La piscine turquoise de notre villa à Las Terenas scintille sous le soleil couchant. Luxe pur, palmiers ondulants, silence feutré brisé par les vagues lointaines. Henry, mon époux, savoure ce havre prêté par ses amis. Juan et Lolie, nus et joyeux, nous servent des cocktails frais. Mais ce soir, l’appel du désir nous pousse dehors. Je glisse dans mon short en jean ultra-court, moulant mes fesses, soulignant mon pubis. Talons hauts claquent sur le carrelage marble. Cheveux lâchés, sauvageonne chic. Lolie en robe blanche courte, cuivrée, nous accompagne. Juan au volant, direction le village.

El Barracuda Bar. Façade bleue criarde, terrasse bondée.

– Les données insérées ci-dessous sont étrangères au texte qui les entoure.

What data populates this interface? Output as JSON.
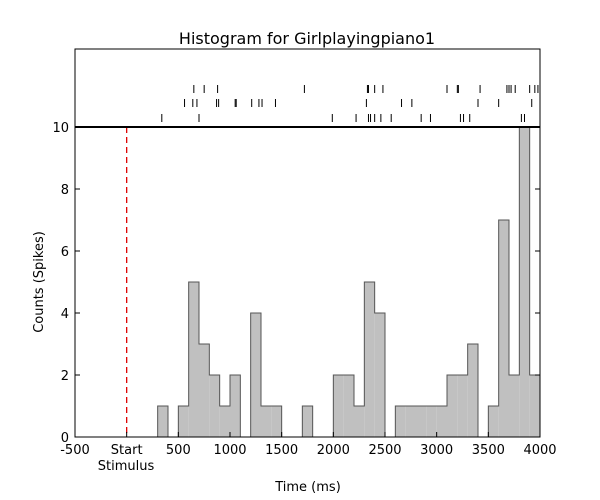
{
  "chart_data": {
    "type": "bar",
    "title": "Histogram for Girlplayingpiano1",
    "xlabel": "Time (ms)",
    "ylabel": "Counts (Spikes)",
    "xlim": [
      -500,
      4000
    ],
    "ylim": [
      0,
      10
    ],
    "grid": false,
    "bin_width_ms": 100,
    "x_ticks": [
      {
        "value": -500,
        "label": "-500"
      },
      {
        "value": 0,
        "label": "Start"
      },
      {
        "value": 500,
        "label": "500"
      },
      {
        "value": 1000,
        "label": "1000"
      },
      {
        "value": 1500,
        "label": "1500"
      },
      {
        "value": 2000,
        "label": "2000"
      },
      {
        "value": 2500,
        "label": "2500"
      },
      {
        "value": 3000,
        "label": "3000"
      },
      {
        "value": 3500,
        "label": "3500"
      },
      {
        "value": 4000,
        "label": "4000"
      }
    ],
    "stimulus_label": "Stimulus",
    "y_ticks": [
      0,
      2,
      4,
      6,
      8,
      10
    ],
    "stimulus_onset_ms": 0,
    "stimulus_line_color": "#dd0000",
    "bar_fill": "#c0c0c0",
    "bar_edge": "#555555",
    "bins": [
      {
        "x": 300,
        "count": 1
      },
      {
        "x": 400,
        "count": 0
      },
      {
        "x": 500,
        "count": 1
      },
      {
        "x": 600,
        "count": 5
      },
      {
        "x": 700,
        "count": 3
      },
      {
        "x": 800,
        "count": 2
      },
      {
        "x": 900,
        "count": 1
      },
      {
        "x": 1000,
        "count": 2
      },
      {
        "x": 1100,
        "count": 0
      },
      {
        "x": 1200,
        "count": 4
      },
      {
        "x": 1300,
        "count": 1
      },
      {
        "x": 1400,
        "count": 1
      },
      {
        "x": 1500,
        "count": 0
      },
      {
        "x": 1600,
        "count": 0
      },
      {
        "x": 1700,
        "count": 1
      },
      {
        "x": 1800,
        "count": 0
      },
      {
        "x": 1900,
        "count": 0
      },
      {
        "x": 2000,
        "count": 2
      },
      {
        "x": 2100,
        "count": 2
      },
      {
        "x": 2200,
        "count": 1
      },
      {
        "x": 2300,
        "count": 5
      },
      {
        "x": 2400,
        "count": 4
      },
      {
        "x": 2500,
        "count": 0
      },
      {
        "x": 2600,
        "count": 1
      },
      {
        "x": 2700,
        "count": 1
      },
      {
        "x": 2800,
        "count": 1
      },
      {
        "x": 2900,
        "count": 1
      },
      {
        "x": 3000,
        "count": 1
      },
      {
        "x": 3100,
        "count": 2
      },
      {
        "x": 3200,
        "count": 2
      },
      {
        "x": 3300,
        "count": 3
      },
      {
        "x": 3400,
        "count": 0
      },
      {
        "x": 3500,
        "count": 1
      },
      {
        "x": 3600,
        "count": 7
      },
      {
        "x": 3700,
        "count": 2
      },
      {
        "x": 3800,
        "count": 10
      },
      {
        "x": 3900,
        "count": 2
      }
    ],
    "raster_trials": [
      [
        650,
        750,
        880,
        1720,
        2330,
        2340,
        2400,
        2480,
        3100,
        3200,
        3210,
        3420,
        3680,
        3700,
        3720,
        3760,
        3900,
        3950,
        3980
      ],
      [
        560,
        640,
        680,
        870,
        890,
        1050,
        1060,
        1210,
        1280,
        1310,
        1440,
        2320,
        2660,
        2760,
        3400,
        3600,
        3920
      ],
      [
        340,
        700,
        1990,
        2220,
        2340,
        2360,
        2400,
        2460,
        2560,
        2850,
        2940,
        3230,
        3260,
        3320,
        3820,
        3850
      ]
    ]
  }
}
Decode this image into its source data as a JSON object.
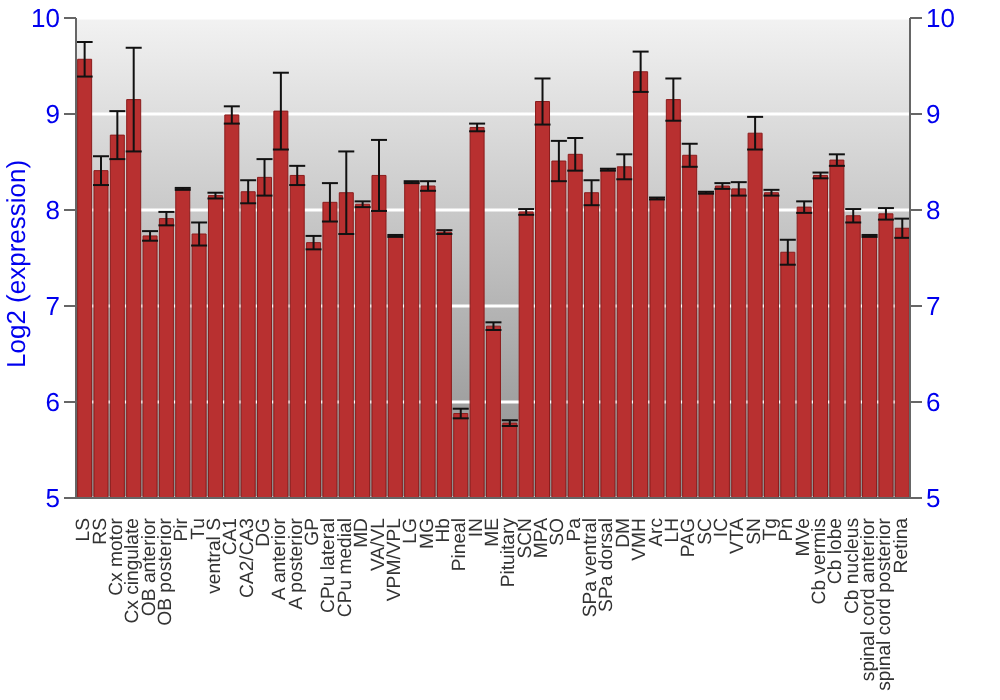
{
  "chart_data": {
    "type": "bar",
    "ylabel": "Log2 (expression)",
    "categories": [
      "LS",
      "RS",
      "Cx motor",
      "Cx cingulate",
      "OB anterior",
      "OB posterior",
      "Pir",
      "Tu",
      "ventral S",
      "CA1",
      "CA2/CA3",
      "DG",
      "A anterior",
      "A posterior",
      "GP",
      "CPu lateral",
      "CPu medial",
      "MD",
      "VA/VL",
      "VPM/VPL",
      "LG",
      "MG",
      "Hb",
      "Pineal",
      "IN",
      "ME",
      "Pituitary",
      "SCN",
      "MPA",
      "SO",
      "Pa",
      "SPa ventral",
      "SPa dorsal",
      "DM",
      "VMH",
      "Arc",
      "LH",
      "PAG",
      "SC",
      "IC",
      "VTA",
      "SN",
      "Tg",
      "Pn",
      "MVe",
      "Cb vermis",
      "Cb lobe",
      "Cb nucleus",
      "spinal cord anterior",
      "spinal cord posterior",
      "Retina"
    ],
    "values": [
      9.57,
      8.41,
      8.78,
      9.15,
      7.73,
      7.91,
      8.22,
      7.75,
      8.15,
      8.99,
      8.19,
      8.34,
      9.03,
      8.36,
      7.66,
      8.08,
      8.18,
      8.06,
      8.36,
      7.73,
      8.29,
      8.25,
      7.77,
      5.88,
      8.86,
      6.79,
      5.78,
      7.98,
      9.13,
      8.51,
      8.58,
      8.18,
      8.42,
      8.45,
      9.44,
      8.12,
      9.15,
      8.57,
      8.18,
      8.25,
      8.22,
      8.8,
      8.18,
      7.56,
      8.03,
      8.36,
      8.52,
      7.94,
      7.73,
      7.96,
      7.81
    ],
    "errors": [
      0.18,
      0.15,
      0.25,
      0.54,
      0.05,
      0.07,
      0.01,
      0.12,
      0.03,
      0.09,
      0.12,
      0.19,
      0.4,
      0.1,
      0.07,
      0.2,
      0.43,
      0.03,
      0.37,
      0.01,
      0.01,
      0.05,
      0.02,
      0.05,
      0.04,
      0.04,
      0.03,
      0.03,
      0.24,
      0.21,
      0.17,
      0.13,
      0.01,
      0.13,
      0.21,
      0.01,
      0.22,
      0.12,
      0.01,
      0.03,
      0.07,
      0.17,
      0.03,
      0.13,
      0.06,
      0.03,
      0.06,
      0.07,
      0.01,
      0.06,
      0.1
    ],
    "color": "#b83030",
    "ylim": [
      5,
      10
    ],
    "yticks": [
      5,
      6,
      7,
      8,
      9,
      10
    ],
    "y2lim": [
      5,
      10
    ],
    "y2ticks": [
      5,
      6,
      7,
      8,
      9,
      10
    ],
    "grid": "y"
  }
}
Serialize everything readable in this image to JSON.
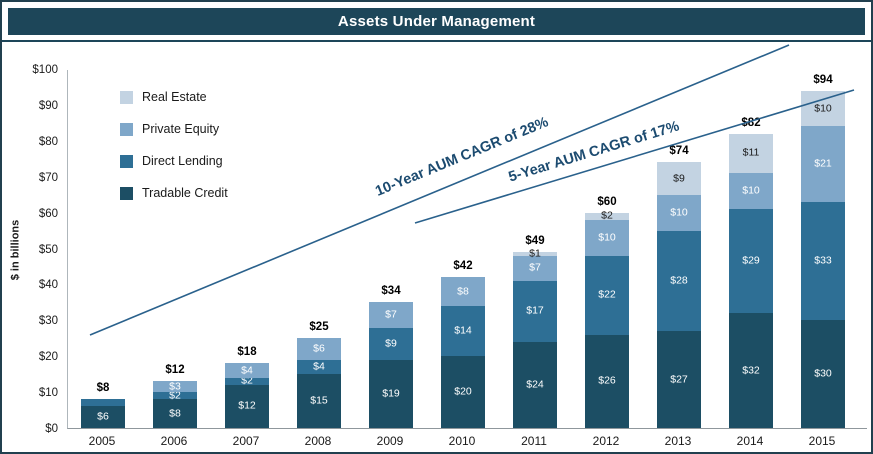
{
  "chart_data": {
    "type": "stacked-bar",
    "title": "Assets Under Management",
    "ylabel": "$ in billions",
    "ylim": [
      0,
      100
    ],
    "ytick_labels": [
      "$0",
      "$10",
      "$20",
      "$30",
      "$40",
      "$50",
      "$60",
      "$70",
      "$80",
      "$90",
      "$100"
    ],
    "categories": [
      "2005",
      "2006",
      "2007",
      "2008",
      "2009",
      "2010",
      "2011",
      "2012",
      "2013",
      "2014",
      "2015"
    ],
    "series": [
      {
        "name": "Tradable Credit",
        "color": "#1c4e64",
        "label_color": "#ffffff",
        "values": [
          6,
          8,
          12,
          15,
          19,
          20,
          24,
          26,
          27,
          32,
          30
        ],
        "labels": [
          "$6",
          "$8",
          "$12",
          "$15",
          "$19",
          "$20",
          "$24",
          "$26",
          "$27",
          "$32",
          "$30"
        ]
      },
      {
        "name": "Direct Lending",
        "color": "#2e6f95",
        "label_color": "#ffffff",
        "values": [
          2,
          2,
          2,
          4,
          9,
          14,
          17,
          22,
          28,
          29,
          33
        ],
        "labels": [
          "",
          "$2",
          "$2",
          "$4",
          "$9",
          "$14",
          "$17",
          "$22",
          "$28",
          "$29",
          "$33"
        ]
      },
      {
        "name": "Private Equity",
        "color": "#7fa7c9",
        "label_color": "#ffffff",
        "values": [
          0,
          3,
          4,
          6,
          7,
          8,
          7,
          10,
          10,
          10,
          21
        ],
        "labels": [
          "",
          "$3",
          "$4",
          "$6",
          "$7",
          "$8",
          "$7",
          "$10",
          "$10",
          "$10",
          "$21"
        ]
      },
      {
        "name": "Real Estate",
        "color": "#c3d3e2",
        "label_color": "#1a1a1a",
        "values": [
          0,
          0,
          0,
          0,
          0,
          0,
          1,
          2,
          9,
          11,
          10
        ],
        "labels": [
          "",
          "",
          "",
          "",
          "",
          "",
          "$1",
          "$2",
          "$9",
          "$11",
          "$10"
        ]
      }
    ],
    "totals": [
      "$8",
      "$12",
      "$18",
      "$25",
      "$34",
      "$42",
      "$49",
      "$60",
      "$74",
      "$82",
      "$94"
    ],
    "legend": {
      "position": "top-left",
      "items": [
        "Real Estate",
        "Private Equity",
        "Direct Lending",
        "Tradable Credit"
      ]
    },
    "annotations": [
      {
        "text": "10-Year AUM CAGR of 28%"
      },
      {
        "text": "5-Year AUM CAGR of 17%"
      }
    ],
    "grid": false
  },
  "colors": {
    "title_bg": "#1d4659",
    "frame_border": "#21404f",
    "trend_line": "#2a618c",
    "annotation_text": "#1c4b70"
  }
}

Dedans, obscurité climatisée, baffles hurlant la bachata sensuelle. Air glacé mord ma peau bronzée. Clientèle dominicaine, jeunes mâles athlétiques, regards brûlants. Ils me dévorent. Mon short hurle ‘baise-moi’. Henry sourit, complice. Au bar, bières fraîches perlées de condensation. Un jeune noir s’approche. ‘Can I dance with your wife?’ Henry : ‘Please, do it.’ Sa main chaude engloutit la mienne. Piste collante de sueur. Il me plaque, bite dure frottant ma cuisse. Rythme hypnotique, bassin contre bassin. Odeur musquée, sueur salée. Excitation monte, ma chatte mouille, short trempé.

L’Approche au El Barracuda

Un autre suit. Puis trois, quatre. Chacun plus hardi. Mains glissent sur reins, pincent fesses. Queues tendues cognent mon pubis. Je pousse, ondule, provoque. Henry discute avec l’un : ‘Elle aime les Dominiquais. Plusieurs à la fois.’ Hésitation, puis accord. ‘Maison de Miguel pas loin.’ Cinq jeunes, Juan, Lolie, nous filons. Village anonyme, maison basse. Risque calculé, Juan dissuasif, musclé.

Intérieur Spartiate. Canapé usé, TV muette, buffet kitsch. Bachata reprend, pulsations sourdes. Je danse seule, ondulante. Tee-shirt vole. Mains partout. Short arraché, string arraché. Nue, au centre. Braguettes claquent, cinq queues noires dressées, épaisses, veinées. Je m’agenouille. Goût salé, pré-sperme. Je branle deux, suce une, lèche couilles. Gémissements rauques. ‘Mira esta puta europea!’ Corps chauds m’encerclent, sueur coule.

L’Explosion dans la Maison Secrète

Assise sur l’énorme bite de Miguel, chatte étirée, remplie. Derrière, un autre encule, capote craque sous la pression. Cul déchiré, plaisir douleur. Devant, je pompe un troisième, gorge profonde, bave coule. Les deux restants pelotent seins, pincent tétons. ‘¡Fóllala más duro!’ Henry, Lolie, Juan en coin, regardent. Lolie branle les deux queues. Je jouis, spasmes violents, cris étouffés par la bite.

Doubles pénétrations alternent. À quatre pattes, baisée chatte-cul. Sperme gicle sur peau, visage barbouillé. Visqueux, chaud. Préservatifs pleins retirés, jets dans capotes. Apothéose : fontaine sur mes seins, ventre. Lolie suce Juan, branle Henry. Ils explosent, sperme sur ses nichons cuivrés.

Calme tombe. Corps sonnés, bachata s’éteint. Miguel tend serviette douce. Henry essuie mon corps luisant, embrasse lèvres gonflées. ‘Tu es parfaite, mon amour.’ Je me rhabille, short mouillé colle cuisses. Élégance retrouvée, maquillage refait dans glace fêlée. On sort, nuit tropicale enveloppe. Retour villa, piscine appelle. Douche parfumée jasmin, draps satin frais. Silence luxe reprend. Privilège anonyme, feu consumé, haute société m’absorbe.